Cllr Samer Bagaeen represents Hove Park on Brighton and Hove Council. He is Professor of Planning & Resilient Systems, University of Kent.
When I raised the issue of low uptake of COVID vaccination in the Green Party wards in the city of Brighton and Hove, Caroline Lucas, the Green Party MP for Brighton Pavilion, hit back with lightning speed stating:
“It is highly irresponsible to politicise such an important public health issue as vaccine take-up.”
The Greens have, through their leadership of the Council, consistently blamed the Conservative Government every time the pandemic data has taken a turn for the worse. Lucas is, of course, herself on record doing so many, many times. All of a sudden the shoe is on the other foot – and the Greens in Brighton and Hove cannot explain the low take-up of vaccines in their heartland, blaming instead a “young and transient population”.
In my last piece I noted how Lucas, played her latest hand of pandemic politics. In a recent Parliamentary question after the G7 Summit, Lucas attacked the Government over vaccines, referring to the efforts of the minister as “shameful, incompetent, a failure and disaster”. She said the Government’s pledge to donate 100 million doses of vaccine to the international effort was ‘too little too late’ and spoke of her ‘moral imperative’ to do more.
With the Green Leader of the Council never missing an opportunity to cast blame on the Government in his regular column for Brighton and Hove News, I asked a very legitimate question: are the Greens performing well enough in their own back yard to justify this brazen approach?
Publicly available data published online from Brighton and Hove City Council suggested that Lucas and the Leader of the Council should focus their efforts much closer to home. The data showed vaccine take-up problems in the city’s Green heartland. Published statistics from Brighton and Hove City Council on vaccine take-up among the over-50s suggested that certain areas of the City were not performing well at all and lagging badly behind the rest of England.
As all over 50s have now been offered two doses of the vaccine, it was possible to look at the picture in this demographic to provide an take-up percentage. The breakdown showed a wide divergence of take-up across Brighton and Hove, with several regions of concern. While outer suburbs such as Patcham, Woodingdean, and Rottingdean and Hangleton had vaccine take-up rates of well above 90 per cent for its population of over 50s; the inner city areas of Brighton and Hove had worryingly low take-up rates in the low 70s.
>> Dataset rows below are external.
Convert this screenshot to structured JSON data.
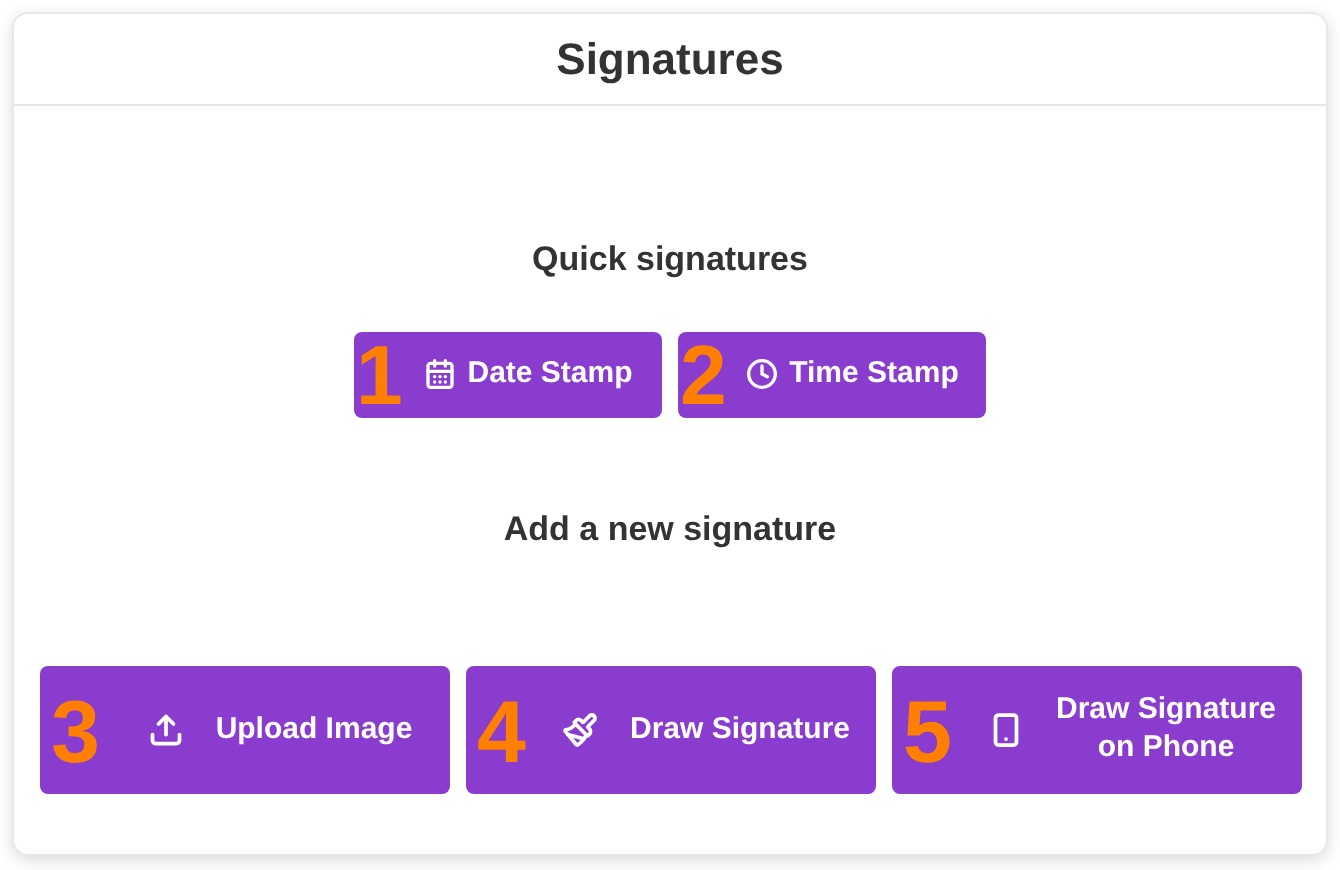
{
  "header": {
    "title": "Signatures"
  },
  "quick": {
    "heading": "Quick signatures",
    "buttons": [
      {
        "kind": "date",
        "label": "Date Stamp",
        "marker": "1"
      },
      {
        "kind": "time",
        "label": "Time Stamp",
        "marker": "2"
      }
    ]
  },
  "add": {
    "heading": "Add a new signature",
    "buttons": [
      {
        "kind": "upload",
        "label": "Upload Image",
        "marker": "3"
      },
      {
        "kind": "draw",
        "label": "Draw Signature",
        "marker": "4"
      },
      {
        "kind": "phone",
        "label": "Draw Signature on Phone",
        "marker": "5"
      }
    ]
  }
}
Brunswick, an area represented by the Green Leader and the Deputy Leader of the Council, had the worst vaccine take-up rate for over 50s, of just 72 per cent. There were similarly low take-up rates for over-50s in St Peters’ and North Laine and Hannover.
Overall, Brighton and Hove City Council is performing below the national average for vaccine take-up. The city’s rate of vaccine take-up among adults is 68.3 per cent (29 June 2021), below the UK average of 84.6 per cent.
For the past few days, Brighton and Hove has had Covid-19 rates above the national average as the far more transmissible Delta variant takes hold here. As is the case with many other metrics, such as recycling rates or performance on climate change, the Green Council is lagging badly behind the national picture.
More work clearly needs to be done – by the Green Party – to improve this vaccination rate among the over 50s in Brighton and Hove.